AT / Lebensende: Experten fordern „neue Humanisierung der Intensivmedizin”
IEF, 23.10.2017 – Anlässlich des Welt-Anästhesie-Tages am 16.10.2017 machen Österreichs Intensivmediziner auf das häufig tabuisierte Problem der Übertherapie aufmerksam. Die Österreichische Gesellschaft für Anästhesiologie, Reanimation und Intensivmedizin (ÖGARI) fordert eine neue „Humanisierung“ der Intensivmedizin und einen Einsatz des medizinisch und technisch Möglichen mit Augenmaß. Denn fast 40 Prozent der Patienten erhielten kurz vor ihrem Tod noch Therapien, die medizinisch keinen Nutzen hätten, sondern Leid vergrößern und hohe Kosten verursachen würden.

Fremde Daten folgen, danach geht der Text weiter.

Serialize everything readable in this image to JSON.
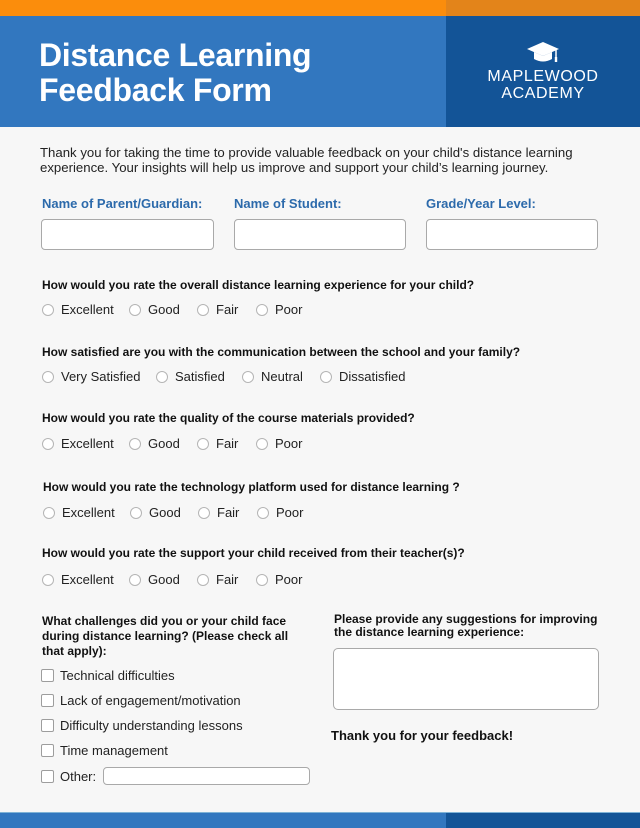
{
  "header": {
    "title_line1": "Distance Learning",
    "title_line2": "Feedback Form",
    "logo_icon": "graduation-cap-icon",
    "logo_line1": "MAPLEWOOD",
    "logo_line2": "ACADEMY"
  },
  "colors": {
    "accent_orange": "#fb8d0c",
    "header_blue": "#3277bf",
    "header_dark_blue": "#135497",
    "label_blue": "#2c6aab",
    "background": "#f7f7f7"
  },
  "intro": "Thank you for taking the time to provide valuable feedback on your child's distance learning experience. Your insights will help us improve and support your child’s learning journey.",
  "fields": [
    {
      "label": "Name of Parent/Guardian:",
      "value": ""
    },
    {
      "label": "Name of Student:",
      "value": ""
    },
    {
      "label": "Grade/Year Level:",
      "value": ""
    }
  ],
  "questions": [
    {
      "text": "How would you rate the overall distance learning experience for your child?",
      "options": [
        "Excellent",
        "Good",
        "Fair",
        "Poor"
      ]
    },
    {
      "text": "How satisfied are you with the communication between the school and your family?",
      "options": [
        "Very Satisfied",
        "Satisfied",
        "Neutral",
        "Dissatisfied"
      ]
    },
    {
      "text": "How would you rate the quality of the course materials provided?",
      "options": [
        "Excellent",
        "Good",
        "Fair",
        "Poor"
      ]
    },
    {
      "text": "How would you rate the technology platform used for distance learning ?",
      "options": [
        "Excellent",
        "Good",
        "Fair",
        "Poor"
      ]
    },
    {
      "text": "How would you rate the support your child received from their teacher(s)?",
      "options": [
        "Excellent",
        "Good",
        "Fair",
        "Poor"
      ]
    }
  ],
  "challenges": {
    "question": "What challenges did you or your child face during distance learning? (Please check all that apply):",
    "items": [
      "Technical difficulties",
      "Lack of engagement/motivation",
      "Difficulty understanding lessons",
      "Time management",
      "Other:"
    ],
    "other_value": ""
  },
  "suggestions": {
    "question": "Please provide any suggestions for improving the distance learning experience:",
    "value": ""
  },
  "closing": "Thank you for your feedback!"
}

„Nicht alles, was in der Medizin machbar ist, sollte auch immer gemacht werden”, mahnt Univ.-Prof. Dr. Rudolf Likar (Klagenfurt), Präsident der ÖGARI. Univ.-Prof. Dr. Barbara Friesenecker von der Universitätsklinik für Allgemeine und Chirurgische Intensivmedizin in Innsbruck erklärt weiter: „Unser Ziel muss es aber immer sein, aus den technischen Möglichkeiten nur jene Optionen auszuwählen, die Patientinnen und Patienten tatsächlich eine Verlängerung des Lebens bei gleichzeitiger Verbesserung der Lebensqualität bringen können.“ Übertherapie ziehe sich quer durch die gesamte Intensivmedizin. Das könne von der aussichtslosen Aufnahme auf die Intensivstation beginnen, sich bei der nicht selten praktizierten Überdiagnostik fortsetzen und letztlich im inadäquaten Einsatz maschineller Verfahren, teurer Medikamente und Therapien enden. In vielen Fällen werde das Sterben dadurch hinausgezögert. „Man weiß mittlerweile, dass Patientinnen und Patienten, bei denen man frühzeitig palliativmedizinische Konzepte in die Behandlung mit einbezieht, und auf belastende, aber keinen Nutzen bringende [Konzepte] verzichtet, manchmal sogar länger, aber mit Sicherheit besser leben als jene, bei denen bis zur letzten Minute alles technisch Mögliche ausgeschöpft wird.“, so Friesenecker.
ÖGARI-Präsident Likar fordert ein Umdenken im Bereich der Intensivmedizin. „Man tut oft mehr Gutes, indem man weniger tut. Etwas nicht zu tun erfordert oft mehr Courage und vor allem auch mehr Wissen, als alles zu tun, was die Medizin und Technik möglich machen“, ergänzt Friesenecker. „Es gibt allerdings einen Mangel an Wissen darüber, wie und zu welchem Zeitpunkt wir das Therapieziel vom Konzept der Heilung in Richtung palliative Betreuung verändern sollten.” Ebenso wichtig sei aber ein öffentlicher Diskurs über die gesellschaftliche Einstellungen an die Medizin zu hinterfragen. Es gebe eine Erwartungshaltung, dass die Medizin immer und alles machen könne. Sterben werde immer noch häufiger als Eingeständnis des Scheiterns gesehen als ein zu jedem Leben gehörender Teil akzeptiert, gibt Friesenecker zu Denken. Außerdem hätten viele Mediziner zunehmend Sorge vor juristischen Konsequenzen, da Angehörige den Einsatz aller Möglichkeiten fordern würden, auch wenn diese medizinisch keinen Sinn mehr machen würden. „Umgekehrt“, gibt Likar zu Bedenken, „stellt die Anwendung unangenehmer und schmerzhafter Interventionen ohne Aussicht auf Besserung nicht nur ein ethisches Problem dar, sondern ist rechtlich eine Körperverletzung und kann gerichtlich geahndet werden.“
Den Herausforderungen an Medizin und Pflege beim Umgang mit sterbenden Menschen widmet sich ein Symposium des Instituts für medizinische Anthropologie und Bioethik (IMABE) am 10.11.2017 im Raiffeisen Forum Wien.